We sometimes take that verse as referring to prophets and apostles as “my servants”, but reading Section 1 in full makes clear that it is more expansive than that: the Lord’s servants are all of those he’s commissioned to relay his words. For those hearing the gospel for the first time, for instance, the “voice of my servants” of this verse includes that of the missionaries teaching them. And Ishmael must have understood that it included the four brothers standing in front of him at that moment.

On the way back, of course, Laman and Lemuel and parts of Ishmael’s household decide that perhaps they don’t want to go anyway. Nephi tries to remonstrate with them, and so they decide to tie him up to leave him to die. What’s interesting here is that they had another option aside from the murder attempt or what they did do (abandon said attempt, repent, and continue on), that Nephi even points out to them in verse 15:

Now behold, I say unto you that if ye will return unto Jerusalem ye shall also perish with them. And now, if ye have choice, go up to the land, and remember the words which I speak unto you, that if ye go ye will also perish; for thus the Spirit of the Lord constraineth me that I should speak.

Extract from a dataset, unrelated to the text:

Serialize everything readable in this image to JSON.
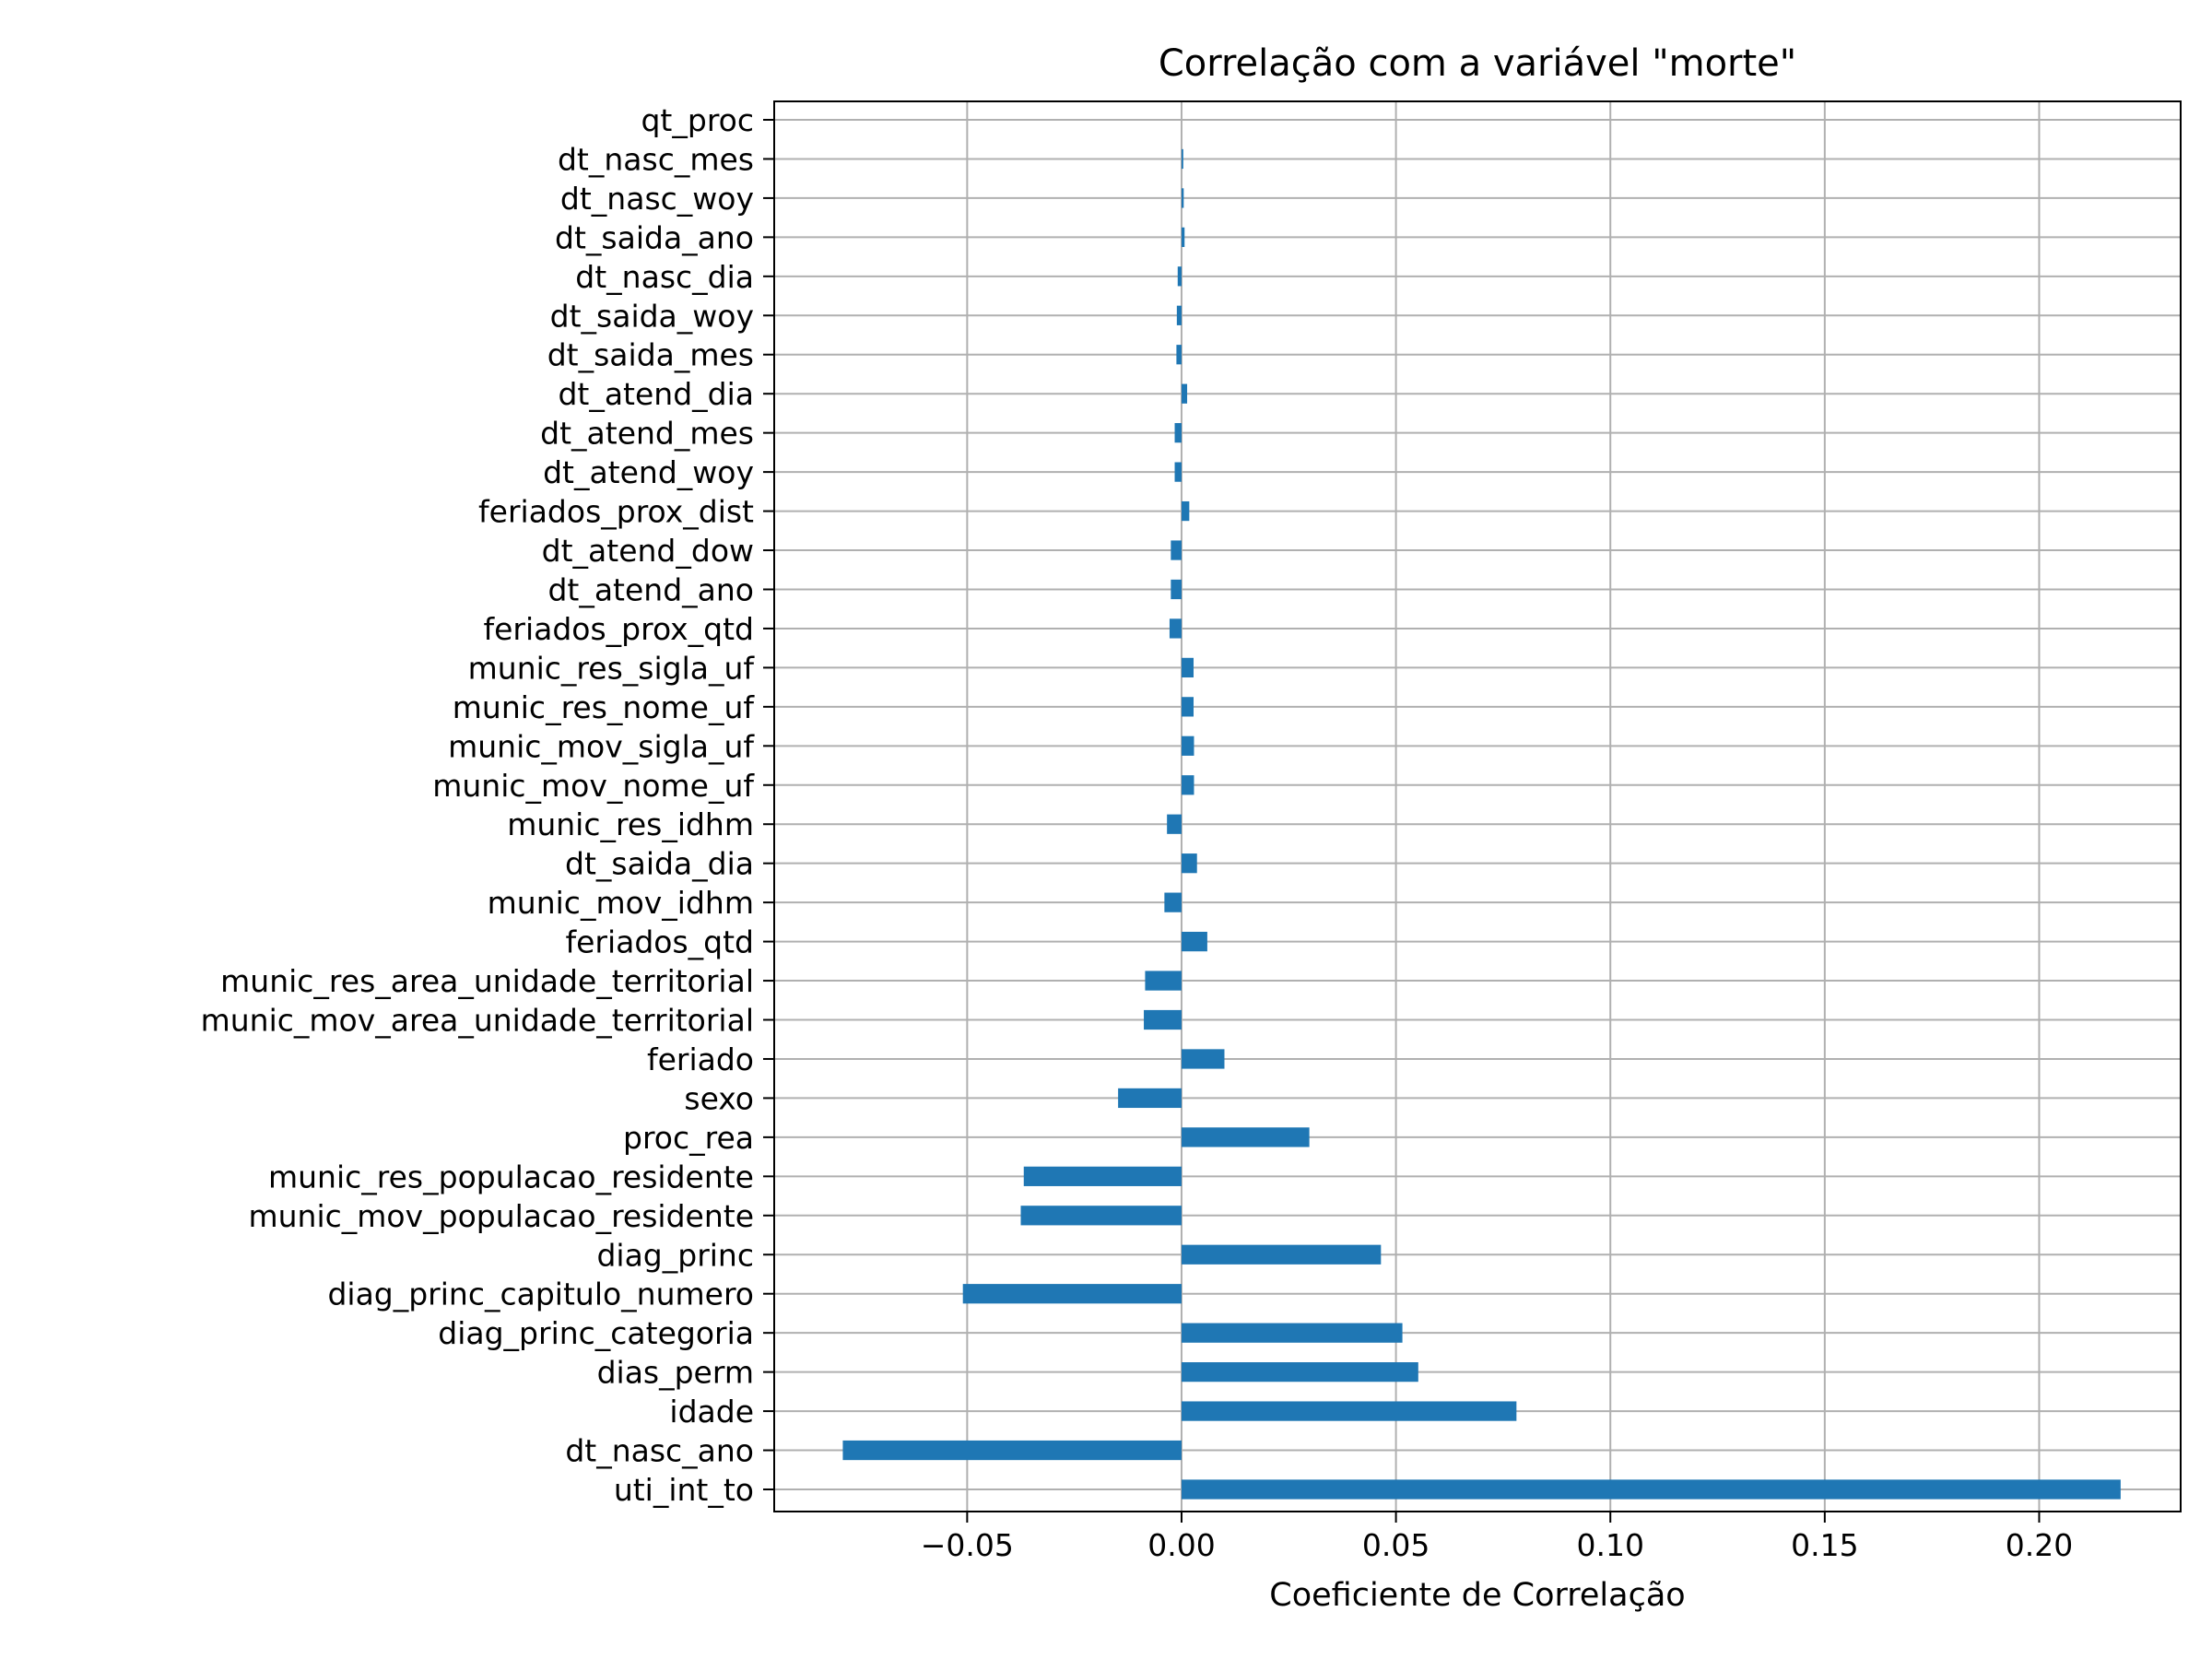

They reject Nephi’s words, but they could have just left then. If they’d simply left Nephi, Ishmael and the others to continue on, there’s little Nephi could have done to stop them, and they could have continue to live at Jerusalem (at least until the Babylonians flattened the place in 587-586 BC, but they didn’t believe Lehi about that). But instead they get so angry at Nephi that they switch to the murder attempt, and that seems to constrain their options down to two: 1) trying to kill him or 2) repenting of that and continuing on into the wilderness. Rejecting Nephi’s words would at first appear to leave them with more options, but instead the act of rejection and the anger involved appear to involve them with less, so that not only can’t they leave Nephi alone,  but they seem unable to take the simple option they claimed to want in the first place. So it is with us: rejecting prophetic counsel may appear to offer more freedom, at least until the Babylonian-like consequences show up. But in practice, I’ve seen people get so angry and obsessive in their apostasy that they then cannot mentally leave alone whatever they are angry at, and so they don’t end up with more agency, they end up with less.